When fostering communication for young children whose language skills are just emerging, parents or caregivers are often trained by speech-language pathologists as the primary agents of intervention.
Why is this?
Many of the language strategies taught to young children are easy to learn and can be incorporated into daily routines that the parent and child participate in together. For example, one early language facilitation strategy involves expanding on a child’s current vocabulary. This means that if your child says “car”, the parent will expand and respond by adding and modeling more language such as “blue car.” Strategies like this are best used during natural interactions between parents and their children, and can be easily used in routines such as during playtime, bath time, and while taking a walk.
By using these strategies on a regular basis, children will receive consistent, frequent, rich language input from their primary caregivers in their natural environments. This results in greater generalization of skills (using skills learned in many different situations). For example, if a child hears his mom model the word “dog” when he sees a dog on tv, when he is playing with his toy dog, and when he sees a dog in the park, the child begins to learn that the word “dog” can be used to refer to many different dogs, not just one specific dog.
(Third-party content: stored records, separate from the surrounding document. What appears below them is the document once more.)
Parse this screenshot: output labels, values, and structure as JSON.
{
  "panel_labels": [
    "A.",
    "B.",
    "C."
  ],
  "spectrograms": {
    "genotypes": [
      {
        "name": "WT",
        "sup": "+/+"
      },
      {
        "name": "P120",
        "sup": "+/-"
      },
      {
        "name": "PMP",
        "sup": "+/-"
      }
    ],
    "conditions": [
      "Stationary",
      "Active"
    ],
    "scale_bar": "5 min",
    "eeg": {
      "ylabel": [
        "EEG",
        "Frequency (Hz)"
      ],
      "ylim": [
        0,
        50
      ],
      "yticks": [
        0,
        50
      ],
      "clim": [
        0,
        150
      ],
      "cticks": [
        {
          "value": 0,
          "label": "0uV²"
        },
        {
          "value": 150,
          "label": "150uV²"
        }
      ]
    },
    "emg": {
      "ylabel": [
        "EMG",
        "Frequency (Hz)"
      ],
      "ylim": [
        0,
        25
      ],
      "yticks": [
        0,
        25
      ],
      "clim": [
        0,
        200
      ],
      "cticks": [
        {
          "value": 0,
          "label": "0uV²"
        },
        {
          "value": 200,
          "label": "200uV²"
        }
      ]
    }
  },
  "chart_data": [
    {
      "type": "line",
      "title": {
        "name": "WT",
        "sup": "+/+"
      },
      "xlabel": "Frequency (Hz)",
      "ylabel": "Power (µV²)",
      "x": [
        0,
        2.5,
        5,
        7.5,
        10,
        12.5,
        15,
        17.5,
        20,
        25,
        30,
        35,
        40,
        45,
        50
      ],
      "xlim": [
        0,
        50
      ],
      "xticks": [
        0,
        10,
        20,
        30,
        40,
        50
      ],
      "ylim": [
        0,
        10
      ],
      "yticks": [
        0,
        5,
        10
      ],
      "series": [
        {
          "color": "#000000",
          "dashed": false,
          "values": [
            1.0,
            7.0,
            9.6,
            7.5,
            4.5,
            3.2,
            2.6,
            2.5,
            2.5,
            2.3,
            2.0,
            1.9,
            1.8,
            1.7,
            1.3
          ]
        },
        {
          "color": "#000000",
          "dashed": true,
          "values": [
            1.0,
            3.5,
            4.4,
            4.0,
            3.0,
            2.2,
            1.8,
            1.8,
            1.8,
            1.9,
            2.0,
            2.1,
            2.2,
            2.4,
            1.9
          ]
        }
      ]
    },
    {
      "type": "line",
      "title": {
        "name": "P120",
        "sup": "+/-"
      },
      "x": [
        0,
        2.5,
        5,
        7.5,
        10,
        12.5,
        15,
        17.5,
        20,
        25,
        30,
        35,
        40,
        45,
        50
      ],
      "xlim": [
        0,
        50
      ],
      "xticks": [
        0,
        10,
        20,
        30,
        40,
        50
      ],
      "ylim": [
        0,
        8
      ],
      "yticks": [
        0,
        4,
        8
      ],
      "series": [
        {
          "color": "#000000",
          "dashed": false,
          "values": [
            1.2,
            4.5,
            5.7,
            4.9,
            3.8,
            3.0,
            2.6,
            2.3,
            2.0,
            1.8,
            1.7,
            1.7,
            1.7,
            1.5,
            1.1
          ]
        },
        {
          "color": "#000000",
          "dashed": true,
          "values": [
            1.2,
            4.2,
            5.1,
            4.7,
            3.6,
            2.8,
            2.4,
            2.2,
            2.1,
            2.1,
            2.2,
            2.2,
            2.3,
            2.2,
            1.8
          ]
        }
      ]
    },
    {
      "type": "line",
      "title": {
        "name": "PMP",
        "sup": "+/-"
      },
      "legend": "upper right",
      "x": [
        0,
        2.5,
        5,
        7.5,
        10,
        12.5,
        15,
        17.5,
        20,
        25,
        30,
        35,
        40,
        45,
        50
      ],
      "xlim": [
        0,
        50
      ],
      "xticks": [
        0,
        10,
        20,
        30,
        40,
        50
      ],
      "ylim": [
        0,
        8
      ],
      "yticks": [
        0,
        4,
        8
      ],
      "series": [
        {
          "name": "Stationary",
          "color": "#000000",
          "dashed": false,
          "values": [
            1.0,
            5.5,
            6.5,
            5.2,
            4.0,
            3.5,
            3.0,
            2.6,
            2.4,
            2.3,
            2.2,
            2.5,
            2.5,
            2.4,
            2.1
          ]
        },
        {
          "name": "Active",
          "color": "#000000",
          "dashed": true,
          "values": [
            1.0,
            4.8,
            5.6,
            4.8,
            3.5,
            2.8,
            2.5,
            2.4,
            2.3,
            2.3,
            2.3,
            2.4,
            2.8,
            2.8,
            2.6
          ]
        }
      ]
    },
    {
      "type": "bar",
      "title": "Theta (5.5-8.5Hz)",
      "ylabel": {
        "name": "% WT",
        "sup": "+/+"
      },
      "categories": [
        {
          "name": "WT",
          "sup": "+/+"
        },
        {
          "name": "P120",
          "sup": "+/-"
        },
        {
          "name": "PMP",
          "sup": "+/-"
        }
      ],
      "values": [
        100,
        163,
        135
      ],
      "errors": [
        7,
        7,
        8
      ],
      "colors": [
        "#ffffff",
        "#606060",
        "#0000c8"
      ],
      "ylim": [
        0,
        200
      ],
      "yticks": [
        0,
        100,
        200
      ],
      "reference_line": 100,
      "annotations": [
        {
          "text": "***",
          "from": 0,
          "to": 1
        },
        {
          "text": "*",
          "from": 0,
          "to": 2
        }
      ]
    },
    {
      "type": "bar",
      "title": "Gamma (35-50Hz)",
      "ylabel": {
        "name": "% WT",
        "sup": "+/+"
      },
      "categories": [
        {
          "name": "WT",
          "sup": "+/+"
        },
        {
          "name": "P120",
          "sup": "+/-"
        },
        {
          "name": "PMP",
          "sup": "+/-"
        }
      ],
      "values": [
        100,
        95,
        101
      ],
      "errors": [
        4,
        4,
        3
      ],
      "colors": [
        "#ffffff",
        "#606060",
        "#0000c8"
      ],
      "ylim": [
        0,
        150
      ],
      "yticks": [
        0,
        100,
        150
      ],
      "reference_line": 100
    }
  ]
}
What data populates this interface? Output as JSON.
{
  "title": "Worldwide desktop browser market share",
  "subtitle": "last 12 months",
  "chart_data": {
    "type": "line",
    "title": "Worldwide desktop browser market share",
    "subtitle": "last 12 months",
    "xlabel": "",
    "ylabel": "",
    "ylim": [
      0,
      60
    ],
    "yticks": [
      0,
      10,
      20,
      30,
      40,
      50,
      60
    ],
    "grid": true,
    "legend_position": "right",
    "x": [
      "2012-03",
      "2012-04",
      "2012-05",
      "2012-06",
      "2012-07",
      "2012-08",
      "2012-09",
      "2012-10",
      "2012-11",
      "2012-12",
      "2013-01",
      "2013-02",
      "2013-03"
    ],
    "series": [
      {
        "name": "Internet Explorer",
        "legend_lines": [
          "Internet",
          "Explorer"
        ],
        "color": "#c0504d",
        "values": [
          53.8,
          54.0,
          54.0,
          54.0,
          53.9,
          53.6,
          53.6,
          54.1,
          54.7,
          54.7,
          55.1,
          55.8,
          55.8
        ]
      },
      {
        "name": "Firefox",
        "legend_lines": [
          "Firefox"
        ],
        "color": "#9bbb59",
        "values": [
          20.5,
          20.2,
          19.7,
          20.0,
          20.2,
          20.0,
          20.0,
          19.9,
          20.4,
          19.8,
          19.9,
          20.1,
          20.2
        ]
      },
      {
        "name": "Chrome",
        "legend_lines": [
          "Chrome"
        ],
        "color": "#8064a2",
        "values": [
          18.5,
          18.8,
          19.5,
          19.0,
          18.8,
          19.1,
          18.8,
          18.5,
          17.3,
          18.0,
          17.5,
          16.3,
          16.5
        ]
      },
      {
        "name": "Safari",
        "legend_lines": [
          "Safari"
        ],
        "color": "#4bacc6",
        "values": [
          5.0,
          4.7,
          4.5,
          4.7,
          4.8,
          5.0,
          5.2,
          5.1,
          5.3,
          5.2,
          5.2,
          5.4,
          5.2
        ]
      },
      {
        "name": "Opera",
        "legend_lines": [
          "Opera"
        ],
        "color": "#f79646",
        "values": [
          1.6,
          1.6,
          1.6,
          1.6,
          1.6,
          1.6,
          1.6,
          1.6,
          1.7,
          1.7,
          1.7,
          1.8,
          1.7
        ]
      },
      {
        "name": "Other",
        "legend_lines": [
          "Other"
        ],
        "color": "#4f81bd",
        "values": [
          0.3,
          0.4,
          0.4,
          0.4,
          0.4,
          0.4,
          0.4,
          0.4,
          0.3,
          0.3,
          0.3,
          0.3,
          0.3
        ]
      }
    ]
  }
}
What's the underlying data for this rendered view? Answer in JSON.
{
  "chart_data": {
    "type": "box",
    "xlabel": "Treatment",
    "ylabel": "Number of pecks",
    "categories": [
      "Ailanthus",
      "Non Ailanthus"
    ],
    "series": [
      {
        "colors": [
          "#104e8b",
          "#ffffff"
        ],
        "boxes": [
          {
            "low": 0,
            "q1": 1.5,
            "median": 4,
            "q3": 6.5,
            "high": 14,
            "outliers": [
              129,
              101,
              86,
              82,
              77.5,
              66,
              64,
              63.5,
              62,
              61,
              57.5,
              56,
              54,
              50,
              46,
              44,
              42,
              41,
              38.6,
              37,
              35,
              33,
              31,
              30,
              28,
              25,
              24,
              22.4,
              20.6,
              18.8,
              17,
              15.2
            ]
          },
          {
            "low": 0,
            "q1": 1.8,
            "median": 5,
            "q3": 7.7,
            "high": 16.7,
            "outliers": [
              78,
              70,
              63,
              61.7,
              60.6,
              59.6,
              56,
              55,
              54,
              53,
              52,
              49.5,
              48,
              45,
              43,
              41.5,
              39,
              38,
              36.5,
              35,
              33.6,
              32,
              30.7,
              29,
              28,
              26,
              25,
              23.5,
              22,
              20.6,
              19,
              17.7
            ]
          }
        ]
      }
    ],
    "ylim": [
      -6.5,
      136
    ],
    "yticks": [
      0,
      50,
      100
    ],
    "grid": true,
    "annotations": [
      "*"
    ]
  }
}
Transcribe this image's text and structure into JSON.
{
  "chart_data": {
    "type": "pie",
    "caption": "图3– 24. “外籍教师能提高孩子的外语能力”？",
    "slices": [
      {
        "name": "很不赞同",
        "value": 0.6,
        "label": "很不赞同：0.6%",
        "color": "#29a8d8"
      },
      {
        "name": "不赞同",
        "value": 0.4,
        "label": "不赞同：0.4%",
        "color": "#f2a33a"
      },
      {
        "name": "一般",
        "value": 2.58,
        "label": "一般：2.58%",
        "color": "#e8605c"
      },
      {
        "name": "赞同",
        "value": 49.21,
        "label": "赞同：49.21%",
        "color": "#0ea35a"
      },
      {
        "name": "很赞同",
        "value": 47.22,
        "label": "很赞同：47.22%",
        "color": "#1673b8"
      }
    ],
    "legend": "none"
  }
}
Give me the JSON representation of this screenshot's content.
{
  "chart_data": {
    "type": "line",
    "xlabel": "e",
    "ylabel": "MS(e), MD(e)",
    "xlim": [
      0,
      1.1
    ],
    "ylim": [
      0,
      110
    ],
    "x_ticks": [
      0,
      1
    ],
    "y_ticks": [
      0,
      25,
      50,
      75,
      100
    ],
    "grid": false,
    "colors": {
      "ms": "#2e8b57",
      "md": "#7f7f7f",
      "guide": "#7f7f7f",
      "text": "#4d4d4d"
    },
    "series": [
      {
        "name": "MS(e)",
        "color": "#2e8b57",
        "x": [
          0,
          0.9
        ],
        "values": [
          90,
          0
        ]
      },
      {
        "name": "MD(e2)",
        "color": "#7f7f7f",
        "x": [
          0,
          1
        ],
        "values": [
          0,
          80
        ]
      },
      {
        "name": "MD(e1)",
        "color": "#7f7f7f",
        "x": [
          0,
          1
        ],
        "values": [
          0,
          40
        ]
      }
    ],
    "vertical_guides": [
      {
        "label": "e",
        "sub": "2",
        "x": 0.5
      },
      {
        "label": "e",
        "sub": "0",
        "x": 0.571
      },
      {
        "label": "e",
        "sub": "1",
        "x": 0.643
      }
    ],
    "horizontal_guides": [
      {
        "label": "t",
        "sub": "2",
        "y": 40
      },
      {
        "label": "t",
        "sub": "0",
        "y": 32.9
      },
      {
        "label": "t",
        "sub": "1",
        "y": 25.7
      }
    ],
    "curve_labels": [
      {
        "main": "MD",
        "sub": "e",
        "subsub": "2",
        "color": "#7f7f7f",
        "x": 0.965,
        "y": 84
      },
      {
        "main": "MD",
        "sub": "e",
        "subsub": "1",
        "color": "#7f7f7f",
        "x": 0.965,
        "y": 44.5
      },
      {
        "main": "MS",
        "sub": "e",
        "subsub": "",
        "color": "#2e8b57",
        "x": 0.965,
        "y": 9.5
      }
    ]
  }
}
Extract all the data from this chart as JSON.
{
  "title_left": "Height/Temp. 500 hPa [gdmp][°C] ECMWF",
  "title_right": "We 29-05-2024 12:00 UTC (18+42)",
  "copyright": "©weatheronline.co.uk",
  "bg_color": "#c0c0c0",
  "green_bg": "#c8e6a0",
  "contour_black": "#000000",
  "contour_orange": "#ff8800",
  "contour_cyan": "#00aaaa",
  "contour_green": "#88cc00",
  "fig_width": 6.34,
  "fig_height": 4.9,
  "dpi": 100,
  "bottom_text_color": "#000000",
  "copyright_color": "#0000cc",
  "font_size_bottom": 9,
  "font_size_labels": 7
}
Parents and caregivers also develop a greater understanding of language development and how to provide the best forms of play and interaction of which their child can take advantage. They can share this knowledge with other household members (e.g older sibling, grandparents) or caregivers who interact frequently with their child.
Many parents may already be using these strategies to some degree and just need some direction to use them more intentionally in their daily routines. For example, parents can be directed to use appropriate target words and properly set up the interaction to promote their child’s communication.
Setting aside time to practice these strategies with your child can result in valuable time spent with one another, and a greater understanding of your child’s communicative abilities, which can result in increased opportunities for language facilitation.